Houston-based El Paso Corp. initially hoped to begin work on the 42-inch Ruby Pipeline this spring. The BLM said it hopes to approve the project in early July, after the Federal Energy Regulatory Commission works out agreements with each state along the route to protect historic and cultural sites.
The pipeline will run 675 miles from Opal in western Wyoming to Malin, Ore., crossing Utah and Nevada along the way. The project is scheduled to pass through unincorporated Cache County south of Avon. The Cache County Council had previously issued a conditional use permit
for the pipeline conditional on FERC approval.
As of last month, Cache County planning officials were working with El Paso on a development agreement to ensure that county roads would be repaired if damaged in the installation of the pipeline. At the time, county officials said they believed work on the project would start by the end of the summer.
FERC has drafted agreements with the state historic preservation offices in Utah and Wyoming and should have agreements for the other two states soon, said Mark Mackiewicz, manager of the project for the BLM in Utah.
“It’s a big step at least getting those two states completed,” he said Friday.

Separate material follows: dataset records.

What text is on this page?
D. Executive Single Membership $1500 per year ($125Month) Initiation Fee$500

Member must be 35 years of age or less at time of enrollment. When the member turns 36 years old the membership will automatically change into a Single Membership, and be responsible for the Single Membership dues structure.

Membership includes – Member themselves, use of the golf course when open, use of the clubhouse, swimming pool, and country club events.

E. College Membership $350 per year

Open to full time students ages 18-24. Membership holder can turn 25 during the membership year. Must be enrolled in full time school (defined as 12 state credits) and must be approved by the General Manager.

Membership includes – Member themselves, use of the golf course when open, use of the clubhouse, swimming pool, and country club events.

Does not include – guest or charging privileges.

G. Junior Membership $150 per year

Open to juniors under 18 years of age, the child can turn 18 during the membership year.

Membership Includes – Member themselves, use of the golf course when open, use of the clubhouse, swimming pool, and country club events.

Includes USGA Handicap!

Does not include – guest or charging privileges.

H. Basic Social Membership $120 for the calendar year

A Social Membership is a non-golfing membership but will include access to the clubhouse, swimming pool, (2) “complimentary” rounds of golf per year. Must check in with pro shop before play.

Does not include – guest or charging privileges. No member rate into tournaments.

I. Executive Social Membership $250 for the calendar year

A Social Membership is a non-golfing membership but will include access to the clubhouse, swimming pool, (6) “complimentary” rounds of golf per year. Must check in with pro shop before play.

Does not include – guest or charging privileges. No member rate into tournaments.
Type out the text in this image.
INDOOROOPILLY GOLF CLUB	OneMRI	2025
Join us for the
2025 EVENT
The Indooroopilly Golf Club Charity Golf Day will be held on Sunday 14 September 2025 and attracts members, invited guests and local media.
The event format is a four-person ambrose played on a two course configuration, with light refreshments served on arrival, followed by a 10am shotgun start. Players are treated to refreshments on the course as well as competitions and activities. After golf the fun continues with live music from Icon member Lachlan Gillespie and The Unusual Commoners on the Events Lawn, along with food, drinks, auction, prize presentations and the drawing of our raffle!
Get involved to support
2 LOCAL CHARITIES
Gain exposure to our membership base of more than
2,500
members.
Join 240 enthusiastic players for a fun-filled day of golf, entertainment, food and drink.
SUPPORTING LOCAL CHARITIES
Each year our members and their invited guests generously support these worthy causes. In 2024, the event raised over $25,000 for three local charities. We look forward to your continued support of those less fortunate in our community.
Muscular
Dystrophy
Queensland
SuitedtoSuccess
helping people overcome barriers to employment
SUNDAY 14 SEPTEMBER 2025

Meanwhile, the U.S. Fish and Wildlife Service is working on a plan to protect endangered species. The BLM can approve the project following approval of the various agencies, Mackiewicz said, perhaps in July.
El Paso spokesman Richard Wheatley said he hopes the project isn’t much delayed.
“We’re hoping it will get going as soon as possible subject to the approvals we still have outstanding,” he said.
Final approval for construction will come from the Office of Energy Projects in FERC.
Some environmental groups oppose the pipeline. The route crosses too many undeveloped lands when the pipeline could be built along highways and other developed corridors, said Katie Fite, with Hailey, Idaho-based Western Wastern Watersheds Project.
“Basically they’re opening up this remote and undisturbed area with this pipeline route,” said Fite.
Western Watersheds Project filed a motion for a rehearing following FERC approval of the pipeline proposal in April. FERC has one more week to either grant the motion or take no action on it, in which case the motion would be dead.
Fite said her group hadn’t heard back yet from FERC.
The Ruby Pipeline is expected to create 5,000 to 6,000 construction jobs. Once built, the pipeline will employ as many as 10 people at each of four compressor stations along the route.